Written by: Dr. Tyler Hunter
You’re already taking time with every patient, phoning that family member on your lunch break and checking your labs on weekends. Money doesn’t solve everything, but you might as well get paid appropriately for your hard work.
I want to start out with a few general billing tips that I think can help you bill more for the work you are already doing:
- AMA’s Fee Navigator – Favorite this tab in your browser and use it!
- Finish your billing on the day you do the work. I find that as I go through my completed clinic day and touch up notes, I remember additional tasks I completed for my patients. If I try to bill at the end of the week (or worse just before the 90-day deadline), the chance of me remembering to bill that I answered a pharmacist’s phone call or had a family conference in addition to the regular visit is very low.
- You actually get paid more if you submit your claim and invoice WCB Alberta on the day you saw the patient.
- Write down or use a timer to take note of how long you are charting after seeing patients or researching information for a patient. Charting on the sofa with the game on? Looking up a differential on UpToDate? Checking old lab values on Netcare before seeing the patient? If this is on the same day you see the patient, all of the above are billable and likely lead to more complex care modifiers being billed. This is yet another reason to make sure you finish charting and billing on the day of the encounter whenever possible.
- Most minor in clinic procedures are eligible to be billed along with a visit code. If you are using the fee navigator or want to double check – any procedure designated M+ can be billed with a visit code. For example, a skin biopsy can be billed 98.81A as well as a 03.03A (+/- CMGP).
- If your clinic has a PCBH/therapist or diabetic nurse funded by the PCN or otherwise, set up a meeting with them quarterly to review the patients that you both take care of. Block off 15-30 minutes in your schedule and go through all of your shared patients. First and foremost, this ensures that the resource is being used for the right patients and that advice being given is cohesive. You can bill for the meeting time using 03.05JA or 03.05JD.
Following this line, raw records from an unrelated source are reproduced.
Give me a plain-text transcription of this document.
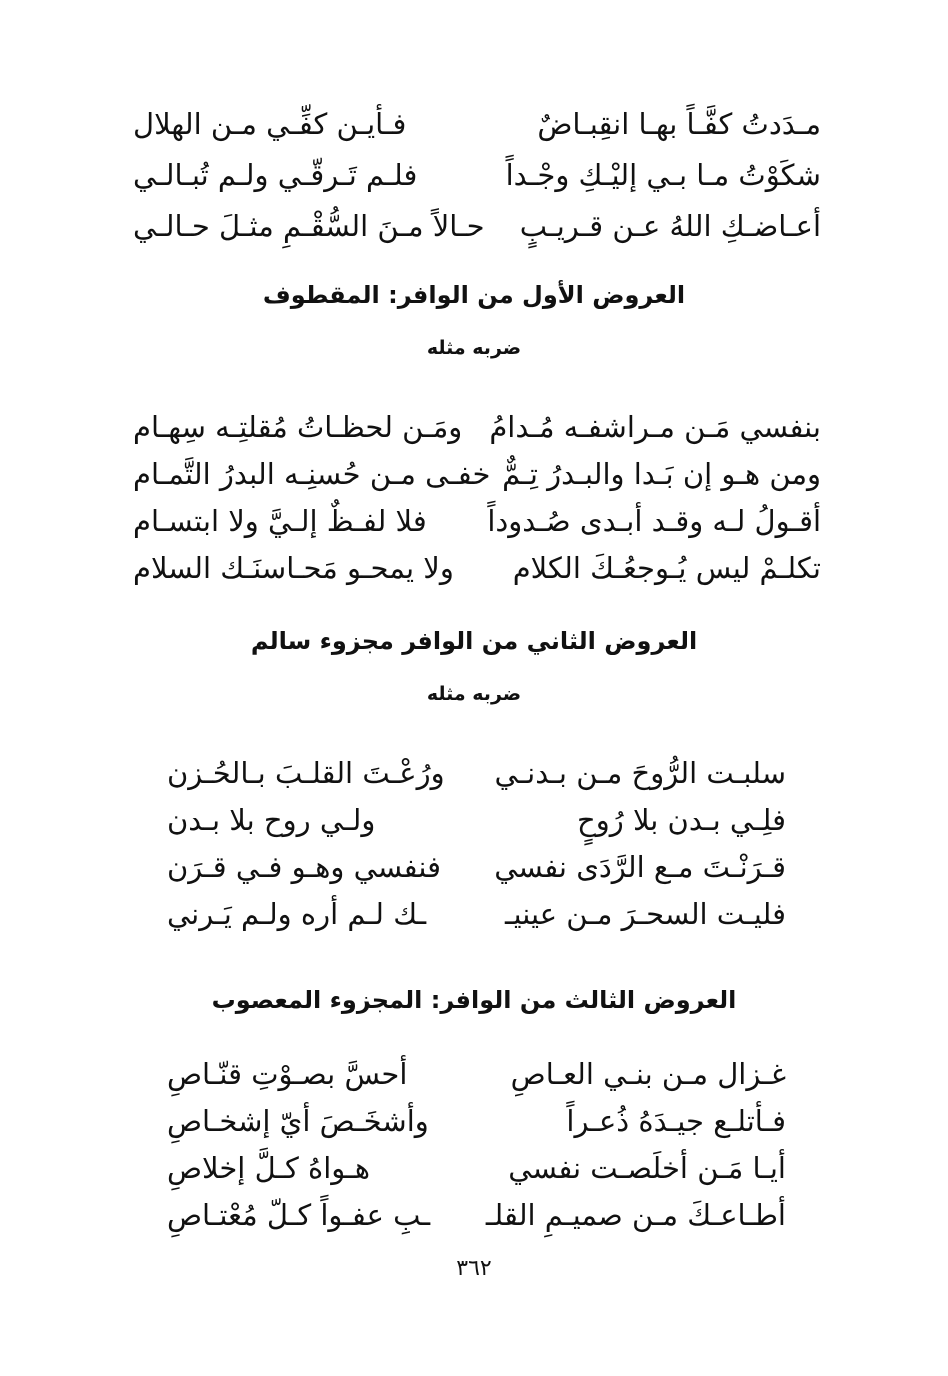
مـدَدتُ كفَّـاً بهـا انقِبـاضٌ
فـأيـن كفِّـي مـن الهلال
شكَوْتُ مـا بـي إليْـكِ وجْـداً
فلـم تَـرقّـي ولـم تُبـالـي
أعـاضـكِ اللهُ عـن قـريـبٍ
حـالاً مـنَ السُّقْـمِ مثـلَ حـالـي
العروض الأول من الوافر: المقطوف
ضربه مثله
بنفسي مَـن مـراشفـه مُـدامُ
ومَـن لحظـاتُ مُقلتِـه سِهـام
ومن هـو إن بَـدا والبـدرُ تِـمٌّ
خفـى مـن حُسنِـه البدرُ التَّمـام
أقـولُ لـه وقـد أبـدى صُـدوداً
فلا لفـظٌ إلـيَّ ولا ابتسـام
تكلـمْ ليس يُـوجعُـكَ الكلام
ولا يمحـو مَحـاسنَـك السلام
العروض الثاني من الوافر مجزوء سالم
ضربه مثله
سلبـت الرُّوحَ مـن بـدنـي
ورُعْـتَ القلـبَ بـالحُـزن
فلِـي بـدن بلا رُوحٍ
ولـي روح بلا بـدن
قـرَنْـتَ مـع الرَّدَى نفسي
فنفسي وهـو فـي قـرَن
فليـت السحـرَ مـن عينيـ
ـك لـم أره ولـم يَـرني
العروض الثالث من الوافر: المجزوء المعصوب
غـزال مـن بنـي العـاصِ
أحسَّ بصـوْتِ قنّـاصِ
فـأتلـع جيـدَهُ ذُعـراً
وأشخَـصَ أيّ إشخـاصِ
أيـا مَـن أخلَصـت نفسي
هـواهُ كـلَّ إخلاصِ
أطـاعـكَ مـن صميـمِ القلـ
ـبِ عفـواً كـلّ مُعْتـاصِ
٣٦٢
Next, I wanted to share a few codes I learned about or started using more through my first 2.5 years of practice:
- 03.01NM – Patient care advice to pharmacist. Pharmacy requests add up. Even if you aren’t going to fill the antibiotic they requested after being last filled 4 months ago, write back HARD NO and bill for it. Acknowledge receipt of the pharmacist directed short term fill notifications. You already had to read it and checked the patient’s chart to see if this was appropriate, so you might as well write a few words back and bill for it.
- 03.01AD – I primarily use this when sending secure messages to patients through my EMR. When you review a normal set of labs for your patient, send them a message giving them an all-clear. This is good practice for closed-loop communication and not missing results. The few extra keystrokes take under a minute to bill $20 for the code. This code also doesn’t count against your daily cap!
- 03.05JQ – Phone call with relative in connection to management of patient with psychiatric disorder. Did you just spend 15 minutes getting collateral on that depressed patient you saw today to ensure they could be sent home safely? Regular phone calls with family require 03.05JH to be billed, however if the patient has a psychiatric diagnosis, then the above code will net you almost triple (51.71 vs. 18.92).
- BCP – For Alberta Health visits, these are likely added automatically via your EMR. However, for WCB visits, this must be entered as a second billing line. Sure, this code is only $3.00, but it also only takes 10 seconds to add to your invoice. If you are in Calgary/Airdrie, BCP02 is the code to be added to your WCB invoice. BCP01 is used for the rest of Alberta.
- 03.04N – Comprehensive evaluation to determine capacity. I see a lot of seniors, and overall, we have an aging population. This means more people developing mild cognitive impairment or dementia and more time-consuming capacity assessments. The above code bills $193.34 which is likely going to be more advantageous than billing a normal visit + CMGP.
Billing efficiently and to the maximum within the guidelines is something that takes time and practice. Talk to your colleagues when something new comes up and make the Fee Navigator your friend.